Bradshaw was charged and convicted of second degree murder. We are compelled to reverse because the lower court fundamentally erred, requiring a new trial even without objection below, in charging the jury on the lesser included offense of manslaughter by instructing only as to the culpable negligence prong and omitting entirely the manslaughter by act aspect of the crime. See Bolin v. State, 8 So.3d 428 (Fla. 2d DCA 2009) (identical situation); Reed v. State, 531 So.2d 358 (Fla. 5th DCA 1988) (applying rule to reverse situation in which manslaughter by act given and culpable negligence omitted); see generally State v. Lucas, 645 So.2d 425 (Fla.1994). Contrary to the State’s contention that this case is governed by the exception which applies when the defendant affirmatively requests or specifically agrees to the omission, see Lucas, 645 So.2d at 427, it is settled that that defendant’s desire to have no manslaughter instruction given at all, as was the case here, does not amount to an agreement to have the issue instructed upon in a fundamentally erroneous fashion. See Jimenez v. State, 994 So.2d 1141, 1143 (Fla. 3d DCA 2008) (holding that the trial court committed fundamental error in failing to give complete manslaughter instruction and the “fact that the defendant unsuccessfully tried to waive instructions on lesser offenses cannot be construed as a specific waiver of, or affirmative request to limit, the justifiable and excusable homicide instruction”); see also Reyes v. State, 924 So.2d 932 (Fla. 3d DCA 2006) (reversing second degree murder conviction where it was not clear from the record that defense counsel affirmatively agreed to exclude portion of manslaughter instruction defining justifiable and excusable homicide); Beckham v. State, 884 So.2d 969 (Fla. 1st DCA 2004) (holding that in order for the Lucas waiver exception to apply defense counsel “must be aware that *1267an incorrect instruction is being read and must affirmatively agree to, or request, the incomplete instruction”).

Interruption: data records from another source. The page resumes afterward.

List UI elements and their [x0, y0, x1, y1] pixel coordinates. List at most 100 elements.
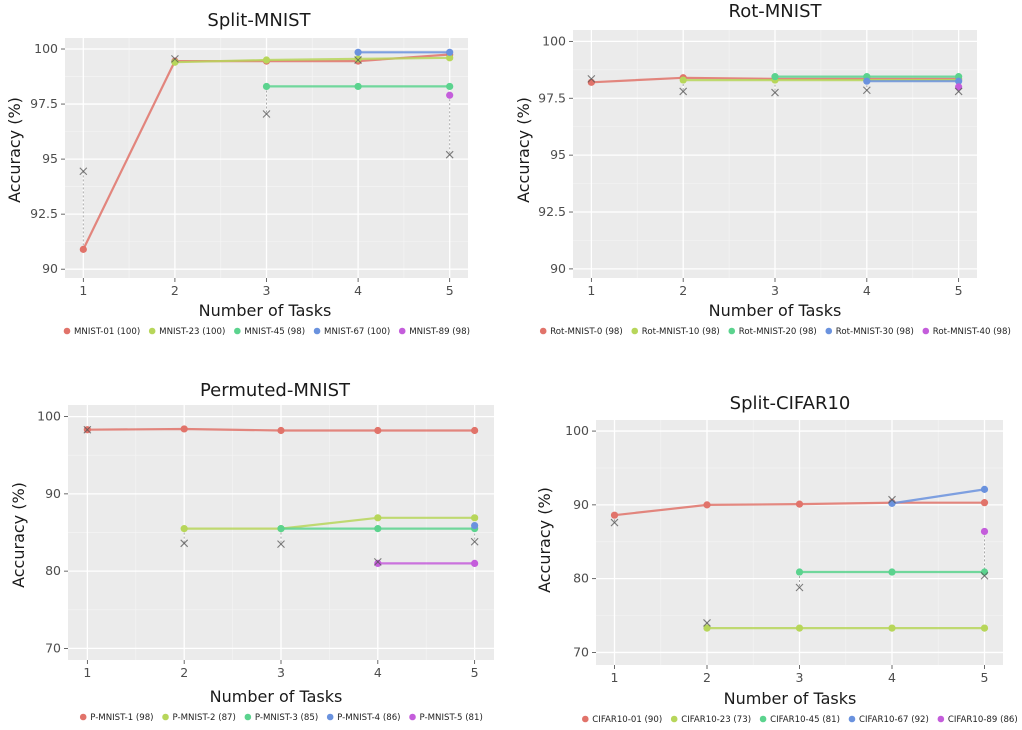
legend-swatch — [313, 327, 321, 335]
legend: MNIST-01 (100) MNIST-23 (100) MNIST-45 (98… — [63, 327, 470, 337]
legend-swatch — [759, 715, 767, 723]
legend-item: MNIST-67 (100) — [313, 327, 390, 337]
data-point — [262, 82, 271, 91]
y-axis-label: Accuracy (%) — [5, 97, 24, 203]
baseline-marker — [703, 619, 711, 627]
legend-item: P-MNIST-5 (81) — [409, 713, 483, 723]
data-point — [955, 77, 963, 85]
legend-swatch — [631, 327, 639, 335]
legend-item: Rot-MNIST-30 (98) — [825, 327, 914, 337]
chart-panel: 70 80 90 100 1 2 3 4 5 Permuted-MNIST Number of Ta… — [9, 380, 494, 723]
legend-swatch — [937, 715, 945, 723]
x-tick-label: 4 — [888, 670, 896, 685]
series — [471, 521, 479, 530]
legend-label: P-MNIST-1 (98) — [90, 713, 153, 723]
data-point — [374, 426, 382, 435]
x-tick-label: 4 — [354, 283, 362, 298]
y-tick-label: 70 — [45, 640, 61, 655]
x-tick-label: 1 — [587, 283, 595, 298]
legend: Rot-MNIST-0 (98) Rot-MNIST-10 (98) Rot-MNI… — [539, 327, 1011, 337]
data-point — [180, 525, 188, 533]
data-point — [795, 500, 804, 508]
baseline-marker — [795, 583, 804, 592]
data-point — [171, 58, 179, 66]
chart-panel: 90 92.5 95 97.5 100 1 2 3 4 5 Rot-MNIST Number of T… — [514, 1, 1011, 337]
chart-panel: 70 80 90 100 1 2 3 4 5 Split-CIFAR10 Number of Tas… — [535, 393, 1018, 725]
marker-stroke — [888, 495, 896, 504]
data-point — [771, 73, 779, 81]
x-tick-label: 2 — [703, 670, 711, 685]
legend-item: MNIST-23 (100) — [148, 327, 225, 337]
x-tick-label: 3 — [796, 670, 804, 685]
legend-item: CIFAR10-23 (73) — [670, 715, 751, 725]
y-axis-label: Accuracy (%) — [535, 487, 554, 593]
chart-title: Permuted-MNIST — [200, 380, 351, 401]
legend-label: P-MNIST-2 (87) — [173, 713, 236, 723]
legend-swatch — [825, 327, 833, 335]
legend-swatch — [670, 715, 678, 723]
marker-stroke — [262, 110, 271, 118]
legend-label: P-MNIST-5 (81) — [420, 713, 483, 723]
y-tick-label: 100 — [34, 41, 58, 56]
x-tick-label: 1 — [83, 665, 91, 680]
x-tick-label: 5 — [471, 665, 479, 680]
series-line — [174, 56, 450, 64]
legend-swatch — [234, 327, 241, 335]
legend-item: MNIST-01 (100) — [63, 327, 140, 337]
legend-item: MNIST-45 (98) — [234, 327, 305, 337]
data-point — [446, 82, 454, 91]
legend-swatch — [398, 327, 406, 335]
data-point — [277, 426, 285, 435]
marker-stroke — [862, 86, 871, 95]
marker-stroke — [980, 571, 989, 580]
legend-swatch — [582, 715, 589, 723]
x-axis-label: Number of Tasks — [210, 687, 343, 706]
series-line — [184, 516, 475, 530]
y-tick-label: 90 — [573, 497, 589, 512]
legend: P-MNIST-1 (98) P-MNIST-2 (87) P-MNIST-3 (8… — [79, 713, 483, 723]
x-tick-label: 2 — [180, 665, 188, 680]
y-tick-label: 100 — [542, 33, 566, 48]
x-tick-label: 3 — [263, 283, 271, 298]
data-point — [79, 245, 87, 253]
x-tick-label: 4 — [374, 665, 382, 680]
marker-stroke — [703, 619, 711, 627]
x-axis-label: Number of Tasks — [724, 689, 857, 708]
baseline-marker — [277, 540, 285, 548]
x-tick-label: 5 — [981, 670, 989, 685]
baseline-marker — [470, 537, 479, 546]
baseline-marker — [862, 86, 871, 95]
y-tick-label: 97.5 — [538, 90, 566, 105]
data-point — [888, 624, 896, 632]
series — [888, 485, 989, 507]
x-tick-label: 1 — [79, 283, 87, 298]
x-tick-label: 5 — [446, 283, 454, 298]
y-tick-label: 90 — [45, 486, 61, 501]
marker-stroke — [679, 87, 688, 96]
legend-swatch — [848, 715, 856, 723]
x-tick-label: 2 — [171, 283, 179, 298]
baseline-marker — [171, 55, 179, 63]
data-point — [980, 527, 989, 536]
x-axis-label: Number of Tasks — [199, 301, 332, 320]
data-point — [471, 426, 479, 435]
baseline-marker — [83, 425, 92, 434]
data-point — [679, 76, 687, 84]
data-point — [277, 525, 285, 533]
baseline-marker — [445, 150, 454, 159]
y-tick-label: 92.5 — [538, 204, 566, 219]
legend-swatch — [922, 327, 930, 335]
data-point — [795, 568, 804, 576]
marker-stroke — [354, 56, 362, 64]
y-axis-label: Accuracy (%) — [9, 482, 28, 588]
legend-label: CIFAR10-23 (73) — [681, 715, 751, 725]
legend-label: MNIST-45 (98) — [244, 327, 305, 337]
y-tick-label: 80 — [45, 563, 61, 578]
x-axis-label: Number of Tasks — [709, 301, 842, 320]
legend-swatch — [63, 327, 71, 335]
legend-item: P-MNIST-3 (85) — [244, 713, 318, 723]
x-tick-label: 3 — [771, 283, 779, 298]
baseline-marker — [679, 87, 688, 96]
legend-label: Rot-MNIST-10 (98) — [642, 327, 720, 337]
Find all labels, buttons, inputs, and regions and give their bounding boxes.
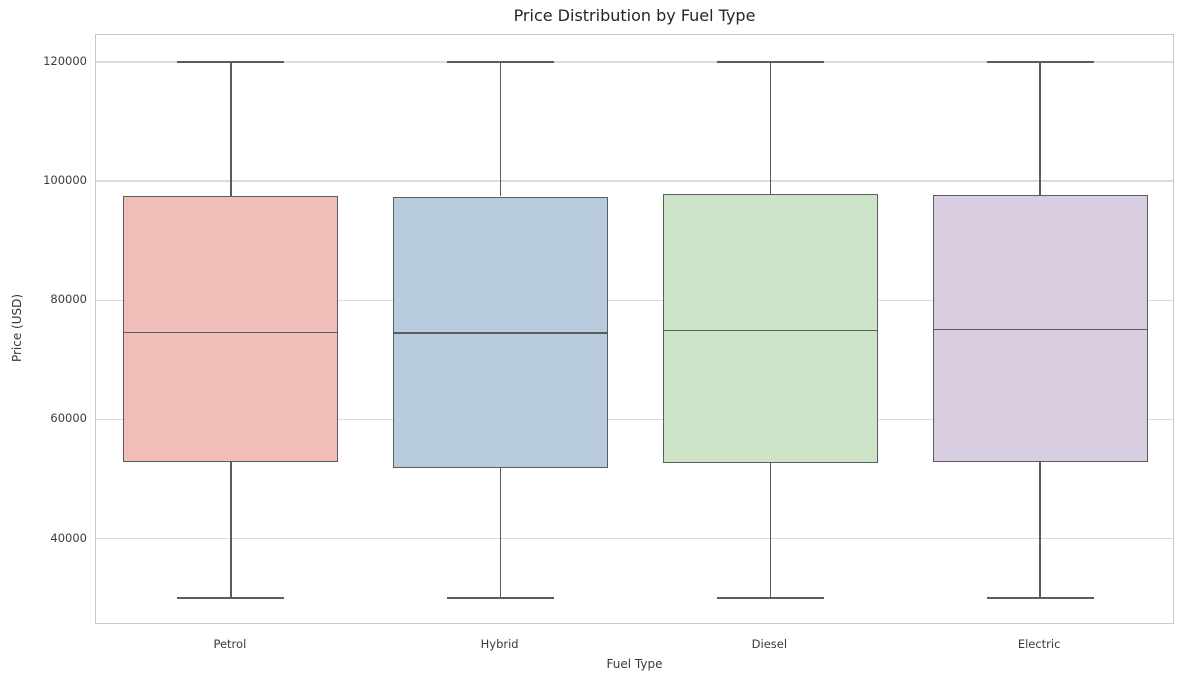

Since a new trial is therefore required in any event, it is not necessary and we therefore do not determine whether the appellant’s other point individually presents reversible error. The issue .in question concerns the treatment below of assertions made by the investigating officer in the course of questioning the defendant in an interrogation which was admitted into evidence. This issue has recently been canvassed in comprehensive detail by the Fourth District Court of Appeal with ranging results, in Sparkman v. State, 902 So.2d 253 (Fla. 4th DCA 2005), on the one hand, and Eugene v. State, 53 So.3d 1104 (Fla. 4th DCA 2011), and Derival v. State, 58 So.3d 357 (Fla. 4th DCA 2011), on the other. As guidance at the retrial, however, the trial court’s attention is directed to those decisions and particularly to the helpful suggestion in Eugene that the problem may be obviated by a limiting instruction to the jury. 53 So.3d at 1112 n. 4.
Reversed and remanded for a new trial.